Ik moet er niet aan denken die ziekte zelf te hebben. Zo naar.
2) Het gemis aan ziekte-inzicht, ook een kenmerk van de ziekte, roept bij mij vooral ergernis op als we in gezelschap zijn. Tom benoemt dan situaties zonniger dan in mijn ogen in het geval is. Hij wil zich begrijpelijk zo goed en gezond mogelijk voordoen.
En ik heb behoefte aan erkenning van de feitelijke situatie met alle moeiten die daar voor ons allebei bij horen.
3) In hoeverre is er sprake van zogenoemde ziektewinst?

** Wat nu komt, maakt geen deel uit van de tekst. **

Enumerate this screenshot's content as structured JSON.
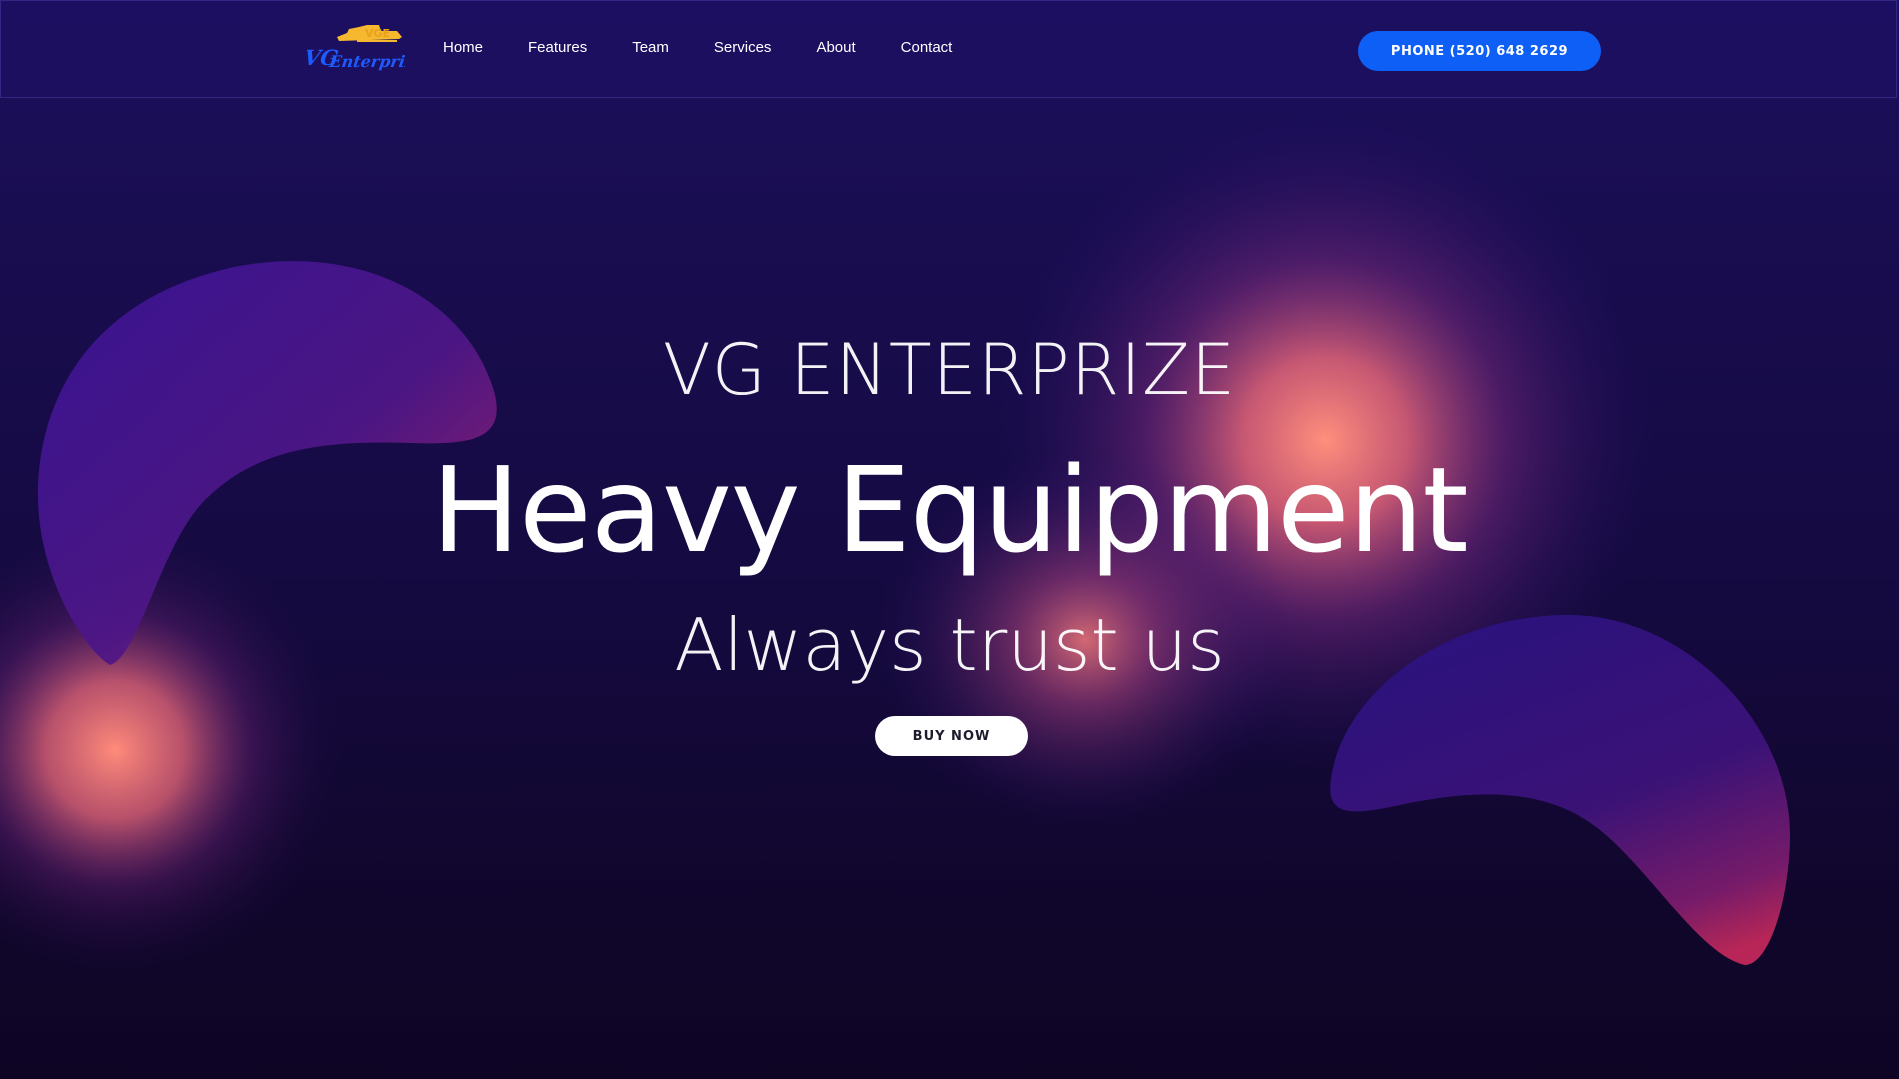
{
  "brand": {
    "logo_text": "VG Enterprize",
    "logo_badge": "VGE",
    "logo_colors": {
      "script": "#1e5bff",
      "badge": "#f5b82e"
    }
  },
  "nav": {
    "items": [
      {
        "label": "Home"
      },
      {
        "label": "Features"
      },
      {
        "label": "Team"
      },
      {
        "label": "Services"
      },
      {
        "label": "About"
      },
      {
        "label": "Contact"
      }
    ],
    "phone_label": "PHONE (520) 648 2629"
  },
  "hero": {
    "kicker": "VG ENTERPRIZE",
    "title": "Heavy Equipment",
    "tagline": "Always trust us",
    "cta_label": "BUY NOW"
  },
  "colors": {
    "background_top": "#1c0f5e",
    "background_bottom": "#0e0525",
    "glow": "#ff8a78",
    "accent_blue": "#0e5ff5",
    "blob_edge": "#d1245c"
  }
}
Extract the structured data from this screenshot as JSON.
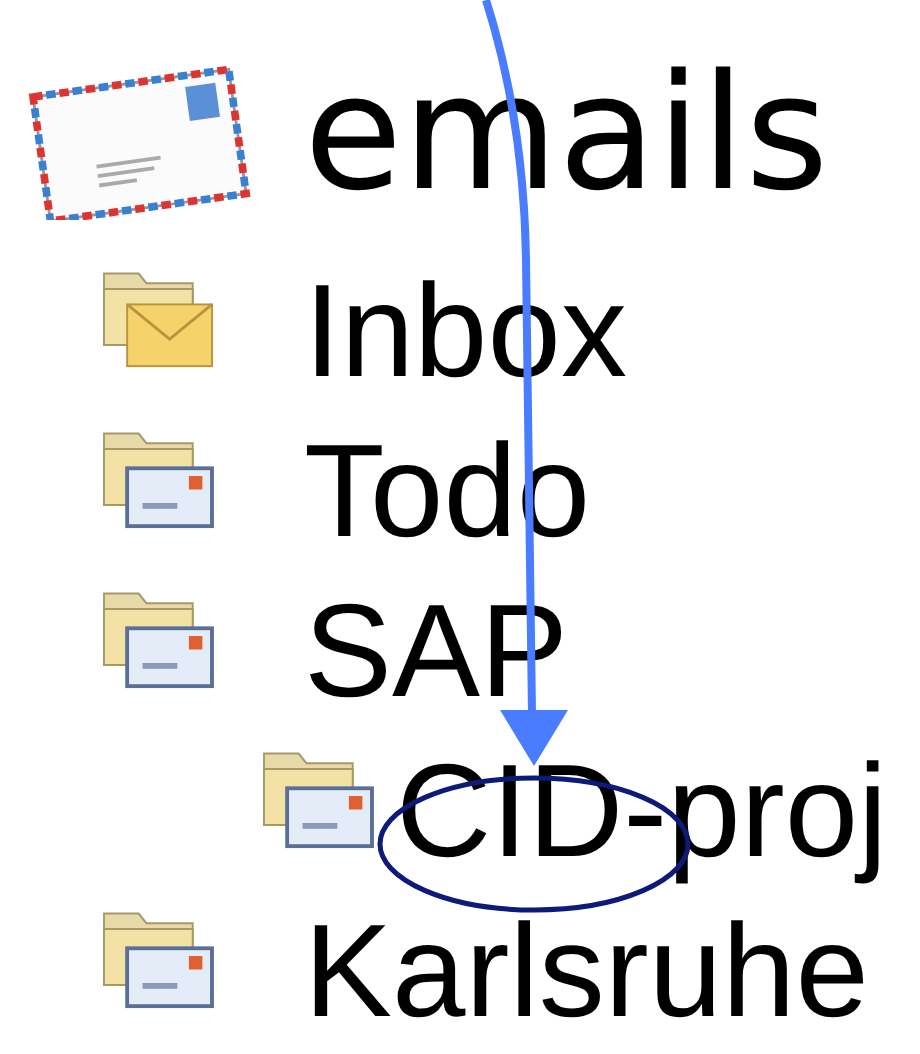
{
  "root": {
    "label": "emails"
  },
  "folders": [
    {
      "label": "Inbox",
      "kind": "inbox"
    },
    {
      "label": "Todo",
      "kind": "folder"
    },
    {
      "label": "SAP",
      "kind": "folder",
      "children": [
        {
          "label": "CID-proj",
          "kind": "folder"
        }
      ]
    },
    {
      "label": "Karlsruhe",
      "kind": "folder"
    }
  ]
}
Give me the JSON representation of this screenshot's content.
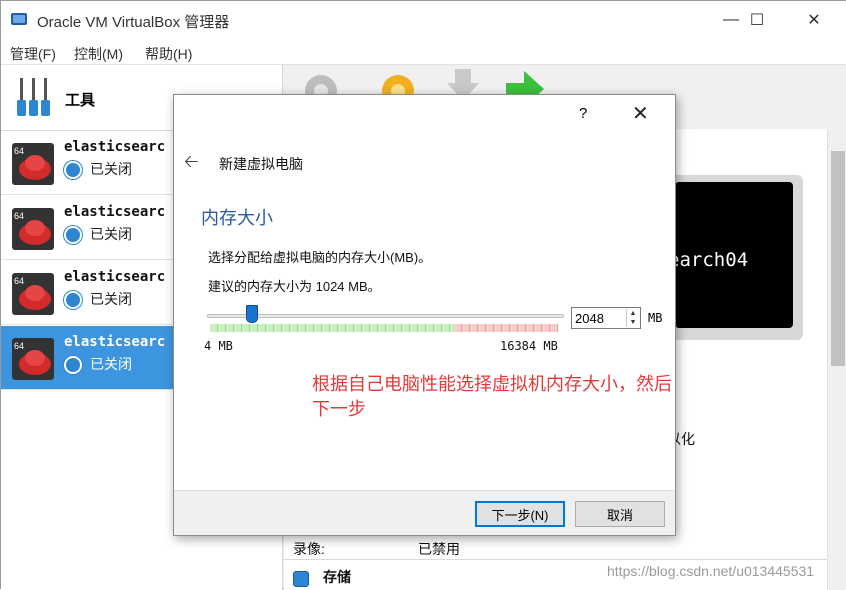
{
  "window": {
    "title": "Oracle VM VirtualBox 管理器",
    "minimize_icon": "minimize-icon",
    "maximize_icon": "maximize-icon",
    "close_icon": "close-icon"
  },
  "menu": [
    "管理(F)",
    "控制(M)",
    "帮助(H)"
  ],
  "sidebar": {
    "tools_label": "工具",
    "vms": [
      {
        "name": "elasticsearc",
        "state": "已关闭",
        "selected": false
      },
      {
        "name": "elasticsearc",
        "state": "已关闭",
        "selected": false
      },
      {
        "name": "elasticsearc",
        "state": "已关闭",
        "selected": false
      },
      {
        "name": "elasticsearc",
        "state": "已关闭",
        "selected": true
      }
    ]
  },
  "right": {
    "preview_text": "earch04",
    "peek_text": "以化",
    "record_label": "录像:",
    "record_value": "已禁用",
    "storage_label": "存储",
    "watermark": "https://blog.csdn.net/u013445531"
  },
  "dialog": {
    "help": "?",
    "close": "✕",
    "heading": "新建虚拟电脑",
    "section_title": "内存大小",
    "description": "选择分配给虚拟电脑的内存大小(MB)。",
    "recommendation": "建议的内存大小为 1024 MB。",
    "memory": {
      "value": "2048",
      "unit": "MB",
      "min_label": "4 MB",
      "max_label": "16384 MB",
      "slider_fraction": 0.125
    },
    "annotation": "根据自己电脑性能选择虚拟机内存大小，然后下一步",
    "next_button": "下一步(N)",
    "cancel_button": "取消"
  },
  "colors": {
    "selection": "#3d95e0",
    "section_title": "#2b5aa3",
    "annotation": "#e03a3a",
    "slider_thumb": "#1a73d1"
  }
}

Ik heb parkinson, zij kan het goed en snel, dus zij ‘mag’ het doen. Daar kan ik me aan ergeren en nodig Tom dan uit om taken voor zijn rekening te nemen die hij nog wel prima kan uitvoeren ook al kost het meer tijd. Tom houdt me ook een spiegel voor: mag ik zelf wel eens lui zijn en de boel de boel laten?
4) De tv die van vaak van s ’morgens vroeg tot s ’avonds laat aan staat, meestal op tennis of voetbal. Ik geef niets om sport. Deze ergernis is gemakkelijk te omzeilen omdat we godzijdank twee tv’s in aparte kamers hebben. Dit is vanuit Tom gezien ook weer begrijpelijk nu door de ziekte zoveel liefhebberijen wegvallen.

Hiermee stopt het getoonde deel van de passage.